Ti ripeto, non sono valori reali, ho centinaia di impianti in giro e non ho mai visto una 12kw assorbire 5 kw. Ci sono pdc da 20 kw monofase....
 
se "diciamo" che non sono i valori reali quelli della scheda tecnica di un prodotto su cui si basano/dimensionano di conseguenza impianti idraulici e indirettamente anche FV, io sono "disarmato";
figurati che stavo pensando di passare al trifase per avere una maggiore potenza disponibile al contatore............................
 
Ultima modifica da un moderatore:
si..sono valori reali ma appunti li avrai in rarissime occasioni. quante volta vai a-7 con 2300 GG? secondo me ua volta ogni 20 anni. E ci devi andare con una portaat di acqua che davvero faccia esprimere alla pdc la piena potenza, cosa non facile
Quando fai acs non dovresti andare a piena potenza, e comunque assorbimento dura meno dele 3 ore che hai di "bonus" per sforare più del 10%.

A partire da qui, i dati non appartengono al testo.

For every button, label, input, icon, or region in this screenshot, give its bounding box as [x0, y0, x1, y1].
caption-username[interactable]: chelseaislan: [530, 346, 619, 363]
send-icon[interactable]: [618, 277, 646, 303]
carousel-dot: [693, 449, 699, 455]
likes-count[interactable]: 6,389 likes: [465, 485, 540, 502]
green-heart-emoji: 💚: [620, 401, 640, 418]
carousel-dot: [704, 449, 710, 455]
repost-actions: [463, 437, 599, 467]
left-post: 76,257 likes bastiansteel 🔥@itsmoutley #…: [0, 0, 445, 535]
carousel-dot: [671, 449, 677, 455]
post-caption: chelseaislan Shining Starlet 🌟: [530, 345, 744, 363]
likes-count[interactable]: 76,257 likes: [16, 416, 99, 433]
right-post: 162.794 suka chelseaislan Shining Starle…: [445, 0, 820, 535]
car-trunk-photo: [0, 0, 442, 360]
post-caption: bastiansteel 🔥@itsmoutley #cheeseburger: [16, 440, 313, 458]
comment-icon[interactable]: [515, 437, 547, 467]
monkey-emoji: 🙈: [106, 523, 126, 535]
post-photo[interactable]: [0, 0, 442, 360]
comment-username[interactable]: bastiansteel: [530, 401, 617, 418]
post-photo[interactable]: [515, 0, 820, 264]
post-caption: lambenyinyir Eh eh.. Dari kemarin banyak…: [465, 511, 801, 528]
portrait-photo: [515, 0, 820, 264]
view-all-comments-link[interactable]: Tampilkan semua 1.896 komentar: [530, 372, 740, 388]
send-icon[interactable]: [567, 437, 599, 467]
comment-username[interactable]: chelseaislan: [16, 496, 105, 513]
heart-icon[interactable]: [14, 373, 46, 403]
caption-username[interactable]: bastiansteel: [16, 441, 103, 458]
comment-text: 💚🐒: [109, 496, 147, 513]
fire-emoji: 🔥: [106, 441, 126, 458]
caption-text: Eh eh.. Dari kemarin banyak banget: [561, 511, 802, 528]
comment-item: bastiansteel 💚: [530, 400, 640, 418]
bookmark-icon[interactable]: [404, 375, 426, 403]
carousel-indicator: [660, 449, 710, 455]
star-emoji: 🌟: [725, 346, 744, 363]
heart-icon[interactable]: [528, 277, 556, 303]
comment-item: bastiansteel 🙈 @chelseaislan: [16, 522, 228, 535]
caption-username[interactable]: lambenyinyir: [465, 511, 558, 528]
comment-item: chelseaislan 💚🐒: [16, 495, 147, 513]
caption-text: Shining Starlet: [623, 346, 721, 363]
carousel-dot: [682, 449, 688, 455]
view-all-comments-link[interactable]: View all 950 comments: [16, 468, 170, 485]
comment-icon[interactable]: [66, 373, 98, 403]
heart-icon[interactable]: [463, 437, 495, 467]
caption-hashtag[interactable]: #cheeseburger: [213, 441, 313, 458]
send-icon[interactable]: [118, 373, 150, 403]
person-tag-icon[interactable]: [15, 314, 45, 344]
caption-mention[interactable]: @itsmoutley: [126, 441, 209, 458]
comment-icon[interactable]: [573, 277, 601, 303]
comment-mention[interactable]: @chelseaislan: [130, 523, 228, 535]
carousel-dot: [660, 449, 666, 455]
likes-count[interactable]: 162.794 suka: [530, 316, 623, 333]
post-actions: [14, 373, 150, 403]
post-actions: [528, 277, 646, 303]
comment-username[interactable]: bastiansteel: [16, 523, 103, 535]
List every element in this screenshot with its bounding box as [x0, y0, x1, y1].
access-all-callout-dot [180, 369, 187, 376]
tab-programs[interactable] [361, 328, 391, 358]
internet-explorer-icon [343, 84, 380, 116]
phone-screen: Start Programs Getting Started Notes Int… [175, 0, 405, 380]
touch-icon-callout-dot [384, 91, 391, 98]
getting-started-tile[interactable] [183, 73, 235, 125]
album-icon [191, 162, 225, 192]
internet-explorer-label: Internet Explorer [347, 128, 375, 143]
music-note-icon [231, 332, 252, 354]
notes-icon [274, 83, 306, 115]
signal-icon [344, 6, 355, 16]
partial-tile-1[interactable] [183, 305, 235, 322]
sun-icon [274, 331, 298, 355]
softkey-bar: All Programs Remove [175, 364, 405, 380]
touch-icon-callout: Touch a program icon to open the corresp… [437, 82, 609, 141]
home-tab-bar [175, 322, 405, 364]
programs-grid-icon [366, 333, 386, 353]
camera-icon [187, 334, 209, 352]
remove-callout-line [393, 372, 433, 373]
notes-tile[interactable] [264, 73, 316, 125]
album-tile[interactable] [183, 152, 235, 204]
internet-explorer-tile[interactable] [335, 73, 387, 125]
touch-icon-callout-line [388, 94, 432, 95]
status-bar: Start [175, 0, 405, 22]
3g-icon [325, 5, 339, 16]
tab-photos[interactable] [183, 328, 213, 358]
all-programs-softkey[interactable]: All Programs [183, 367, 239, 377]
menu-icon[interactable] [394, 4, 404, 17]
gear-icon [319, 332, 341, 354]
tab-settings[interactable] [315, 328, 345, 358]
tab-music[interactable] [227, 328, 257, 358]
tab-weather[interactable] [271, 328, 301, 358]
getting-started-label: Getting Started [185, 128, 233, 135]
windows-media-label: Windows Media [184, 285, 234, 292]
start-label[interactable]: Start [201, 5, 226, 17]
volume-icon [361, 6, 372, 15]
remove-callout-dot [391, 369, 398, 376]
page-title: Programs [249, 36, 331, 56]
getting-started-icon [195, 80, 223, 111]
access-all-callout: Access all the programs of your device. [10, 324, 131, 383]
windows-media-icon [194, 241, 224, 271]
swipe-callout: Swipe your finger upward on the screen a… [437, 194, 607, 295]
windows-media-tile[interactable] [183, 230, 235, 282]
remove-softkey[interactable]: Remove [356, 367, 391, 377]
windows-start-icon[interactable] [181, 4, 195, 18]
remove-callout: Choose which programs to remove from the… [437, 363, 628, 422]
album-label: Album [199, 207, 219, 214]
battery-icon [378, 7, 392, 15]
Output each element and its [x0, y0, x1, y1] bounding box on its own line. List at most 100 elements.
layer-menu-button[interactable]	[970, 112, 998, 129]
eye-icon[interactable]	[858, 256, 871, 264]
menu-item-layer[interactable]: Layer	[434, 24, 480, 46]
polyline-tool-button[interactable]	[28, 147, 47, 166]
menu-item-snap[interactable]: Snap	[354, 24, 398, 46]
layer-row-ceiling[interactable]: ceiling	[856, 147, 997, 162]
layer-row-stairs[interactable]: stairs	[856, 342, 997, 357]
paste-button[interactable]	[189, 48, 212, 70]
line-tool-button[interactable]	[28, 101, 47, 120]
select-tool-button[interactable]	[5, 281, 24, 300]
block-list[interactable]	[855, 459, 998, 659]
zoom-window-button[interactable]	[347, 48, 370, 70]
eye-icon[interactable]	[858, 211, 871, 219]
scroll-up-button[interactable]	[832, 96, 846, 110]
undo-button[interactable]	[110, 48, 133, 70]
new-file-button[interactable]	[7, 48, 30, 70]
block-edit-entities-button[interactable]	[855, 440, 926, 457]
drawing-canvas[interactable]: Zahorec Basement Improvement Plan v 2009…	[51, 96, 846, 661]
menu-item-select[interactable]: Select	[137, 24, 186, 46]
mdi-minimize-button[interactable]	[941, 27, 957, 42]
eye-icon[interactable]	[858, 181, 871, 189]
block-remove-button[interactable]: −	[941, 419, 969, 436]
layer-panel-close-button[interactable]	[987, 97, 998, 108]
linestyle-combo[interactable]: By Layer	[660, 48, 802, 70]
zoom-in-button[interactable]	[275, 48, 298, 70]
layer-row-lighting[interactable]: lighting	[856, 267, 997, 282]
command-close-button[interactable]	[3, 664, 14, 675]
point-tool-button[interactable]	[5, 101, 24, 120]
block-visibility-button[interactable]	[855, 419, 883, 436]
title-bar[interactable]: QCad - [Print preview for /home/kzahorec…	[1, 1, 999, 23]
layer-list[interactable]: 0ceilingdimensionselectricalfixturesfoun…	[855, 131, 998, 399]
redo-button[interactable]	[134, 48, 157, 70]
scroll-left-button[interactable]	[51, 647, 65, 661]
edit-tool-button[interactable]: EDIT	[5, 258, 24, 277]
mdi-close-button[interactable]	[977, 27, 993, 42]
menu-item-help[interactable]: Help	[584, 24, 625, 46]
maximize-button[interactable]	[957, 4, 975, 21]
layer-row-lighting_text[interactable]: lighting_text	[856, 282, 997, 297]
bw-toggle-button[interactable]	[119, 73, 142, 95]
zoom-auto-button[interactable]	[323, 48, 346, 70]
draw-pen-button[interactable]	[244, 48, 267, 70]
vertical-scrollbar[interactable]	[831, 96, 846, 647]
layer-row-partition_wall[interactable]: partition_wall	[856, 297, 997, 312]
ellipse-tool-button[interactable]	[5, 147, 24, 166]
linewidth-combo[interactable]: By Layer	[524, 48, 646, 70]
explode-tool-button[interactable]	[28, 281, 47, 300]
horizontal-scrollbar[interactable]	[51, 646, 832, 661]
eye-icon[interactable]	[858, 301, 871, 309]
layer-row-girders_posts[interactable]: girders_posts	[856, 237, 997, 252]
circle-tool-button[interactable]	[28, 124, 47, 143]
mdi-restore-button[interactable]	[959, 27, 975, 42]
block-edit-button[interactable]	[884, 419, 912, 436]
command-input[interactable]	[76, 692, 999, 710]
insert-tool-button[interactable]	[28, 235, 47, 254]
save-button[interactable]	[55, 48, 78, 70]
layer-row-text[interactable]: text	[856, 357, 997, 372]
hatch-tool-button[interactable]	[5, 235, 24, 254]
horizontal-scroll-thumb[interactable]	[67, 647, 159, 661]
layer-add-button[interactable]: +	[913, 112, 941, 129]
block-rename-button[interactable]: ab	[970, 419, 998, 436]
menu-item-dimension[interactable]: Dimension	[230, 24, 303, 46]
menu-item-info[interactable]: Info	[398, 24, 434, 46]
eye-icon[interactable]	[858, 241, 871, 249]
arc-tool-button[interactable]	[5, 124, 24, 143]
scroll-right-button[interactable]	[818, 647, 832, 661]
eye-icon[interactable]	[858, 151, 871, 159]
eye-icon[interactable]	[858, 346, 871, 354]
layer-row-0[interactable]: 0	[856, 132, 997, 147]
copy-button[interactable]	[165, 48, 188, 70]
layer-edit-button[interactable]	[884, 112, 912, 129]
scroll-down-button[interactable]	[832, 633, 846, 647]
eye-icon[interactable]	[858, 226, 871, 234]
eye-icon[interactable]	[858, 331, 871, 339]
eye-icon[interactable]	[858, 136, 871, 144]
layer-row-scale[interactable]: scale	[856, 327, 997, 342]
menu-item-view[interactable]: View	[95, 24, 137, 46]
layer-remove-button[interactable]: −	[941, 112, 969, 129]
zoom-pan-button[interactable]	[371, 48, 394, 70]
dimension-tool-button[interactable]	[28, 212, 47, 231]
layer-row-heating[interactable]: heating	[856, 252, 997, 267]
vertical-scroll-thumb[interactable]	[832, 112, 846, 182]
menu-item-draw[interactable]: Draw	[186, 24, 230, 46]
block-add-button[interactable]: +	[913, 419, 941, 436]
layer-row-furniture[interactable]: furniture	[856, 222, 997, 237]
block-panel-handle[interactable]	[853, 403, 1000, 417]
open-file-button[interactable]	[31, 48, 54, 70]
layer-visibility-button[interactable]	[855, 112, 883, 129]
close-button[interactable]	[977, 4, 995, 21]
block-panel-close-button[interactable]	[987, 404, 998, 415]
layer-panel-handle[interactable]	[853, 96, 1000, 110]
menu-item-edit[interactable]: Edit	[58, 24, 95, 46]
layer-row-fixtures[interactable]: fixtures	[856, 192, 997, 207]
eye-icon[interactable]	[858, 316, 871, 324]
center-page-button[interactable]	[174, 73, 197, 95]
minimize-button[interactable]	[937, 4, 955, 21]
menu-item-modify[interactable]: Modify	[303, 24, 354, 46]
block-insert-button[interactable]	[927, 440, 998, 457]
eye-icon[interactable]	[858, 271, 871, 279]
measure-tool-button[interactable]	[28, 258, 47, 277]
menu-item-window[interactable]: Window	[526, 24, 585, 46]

Verò pero che se in parallelo vai di induzione, forno, phon o altro...6 kw sono pochini.
Però seconod me riesci.
A me in una seconda casa ha molto aiutato avere in corridoio la lettura dela potenza assorbita e un cicalino che mi avvisa quando arrivo al 100% della disponibile...e spengo qualche cosa di meno urgente.
Io ho una Zubadan del 2013 simile a quella che ti metterebbero...su un 6 kw..che però alimenta solo lei...il resto casa è sotto altro 6 kw...ma ripeto, potresti farcela.
 
grazie mille, alla luce della tua considerazione in grassetto, ha senso una PdC da 12 kW?
ovvero quella "potenza" necessaria che ha calcolato il termotecnico, sarà necessaria 1 volta ogni 20 anni?
non avrebbe senso una PdC più piccola a cui va in aiuto in casi "eccezionali" la Caldaia a condensazione?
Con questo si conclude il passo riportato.